Hudson Rock said that while it has not been able to fully verify the hacker’s claims given the number of accounts, it said that an “independent verification of the data itself appears to be legitimate.”
Web3 security firm DeFiYield also had a look at 1,000 accounts given as a sample by the hacker and verified that the data is “real.” It also reached out to the hacker via Telegram and noted that they are actively waiting for a buyer there.
If found true, the breach could be a significant cause for concern for Crypto Twitter users, particularly those who operate under a pseudonym.
However, some users have highlighted that such a large-scale breach is hard to believe, given that the current amount of active monthly users reportedly sits at around 450 million.
At the time of writing, the purported hacker still has a post up on Breached advertising the database to b buyers. It also has a specific call to action for Elon Musk to pay $276 million to avoid having the data sold and face a fine from the General Data Protection Regulation agency.
If Musk pays the fee, the hacker says they will delete the data and it will not be sold to anyone else “to prevent a lot of celebrities and politicians from Phishing, Crypto scams, Sim swapping, Doxxing and other things.”
The breached data in question is understood to have come from the “Zero-Day Hack” on Twitter, in which an application programming interface vulnerability from June 2021 was exploited before it was patched in January this year.

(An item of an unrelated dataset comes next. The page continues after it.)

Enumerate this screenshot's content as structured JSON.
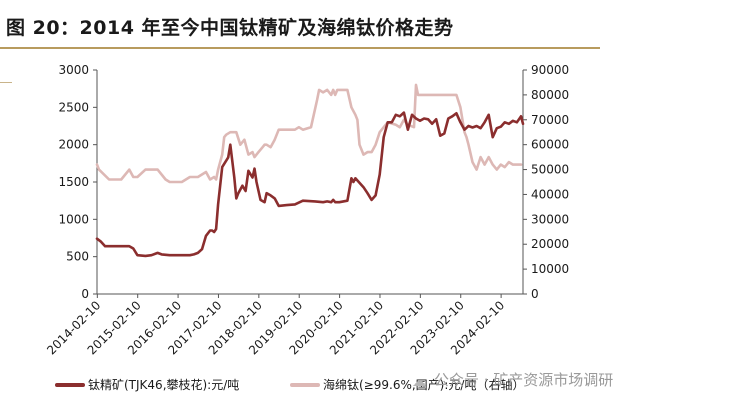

The bug essentially allowed hackers to scrape private info, which they then compiled into databases to sell on the dark web.
Alongside this supposed database, two others have previously been identified, with one consisting of around 5.5 million users and another thought to contain as many as 17 million users, according to a November 27 report from Bleeping Computer.
The dangers of having such info leaked online include targeted phishing attempts via text and email, sim swap attacks to get ahold of accounts and the doxing of private information.
People are being advised to take precautions such as making sure two-factor authentication settings are turned on for their various accounts, via an app and not their phone number, along with changing their passwords and storing them securely and also using a private self-hosted crypto wallet.